Federal Repayment Plans

Federal student loans offer several repayment plan options:

  • Standard (10 years): Fixed payments, highest monthly cost, lowest total interest. The default plan and usually the best choice for minimizing total cost.
  • Extended (up to 25 years): Lower monthly payment, significantly more interest paid over life of loan.
  • Income-Driven Repayment (IDR): Payments set at 5–10% of discretionary income under plans like SAVE, IBR, PAYE, or ICR. Remaining balance may be forgiven after 10–25 years, though forgiven amounts may be taxable income.
  • Public Service Loan Forgiveness (PSLF): Forgives remaining balance after 10 years (120 payments) for borrowers working in qualifying public sector or nonprofit jobs while on an IDR plan.

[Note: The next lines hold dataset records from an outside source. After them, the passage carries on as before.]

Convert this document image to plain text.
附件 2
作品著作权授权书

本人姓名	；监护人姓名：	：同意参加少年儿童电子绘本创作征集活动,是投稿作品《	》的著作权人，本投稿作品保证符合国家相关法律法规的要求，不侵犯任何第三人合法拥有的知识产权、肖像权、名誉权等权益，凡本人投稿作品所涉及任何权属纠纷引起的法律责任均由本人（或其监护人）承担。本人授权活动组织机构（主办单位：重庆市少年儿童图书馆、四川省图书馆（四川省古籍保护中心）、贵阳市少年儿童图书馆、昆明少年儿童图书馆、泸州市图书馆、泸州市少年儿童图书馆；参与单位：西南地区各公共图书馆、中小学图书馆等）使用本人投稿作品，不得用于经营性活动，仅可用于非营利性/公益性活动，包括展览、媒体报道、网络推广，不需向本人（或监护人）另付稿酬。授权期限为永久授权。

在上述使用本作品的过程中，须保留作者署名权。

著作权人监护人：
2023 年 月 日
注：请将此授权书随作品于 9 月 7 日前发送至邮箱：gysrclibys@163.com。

The Power of Extra Payments

Making even modest extra payments has an outsized impact on total interest and payoff time. An extra $100/month on a $35,000 loan at 6.54% over 10 years reduces total interest by approximately $1,400 and pays off the loan more than a year early. Extra payments go directly to principal, which reduces the balance on which future interest is calculated — an accelerating effect. Use the "Extra monthly payment" field in this calculator to see exactly how much each additional dollar saves.

Should You Pay Off Student Loans Early?

The right answer depends on your interest rate and alternative uses of the money. If your loans carry a rate above 6–7%, paying them off aggressively is often mathematically equivalent to or better than investing in a bond fund. If your rate is under 5%, especially after a tax deduction for student loan interest (up to $2,500/year for eligible borrowers), you might generate higher returns by investing the extra money in a diversified equity portfolio. There is also a behavioral benefit to eliminating debt: lower financial stress and improved cash flow flexibility can be worth more than the marginal difference in expected return.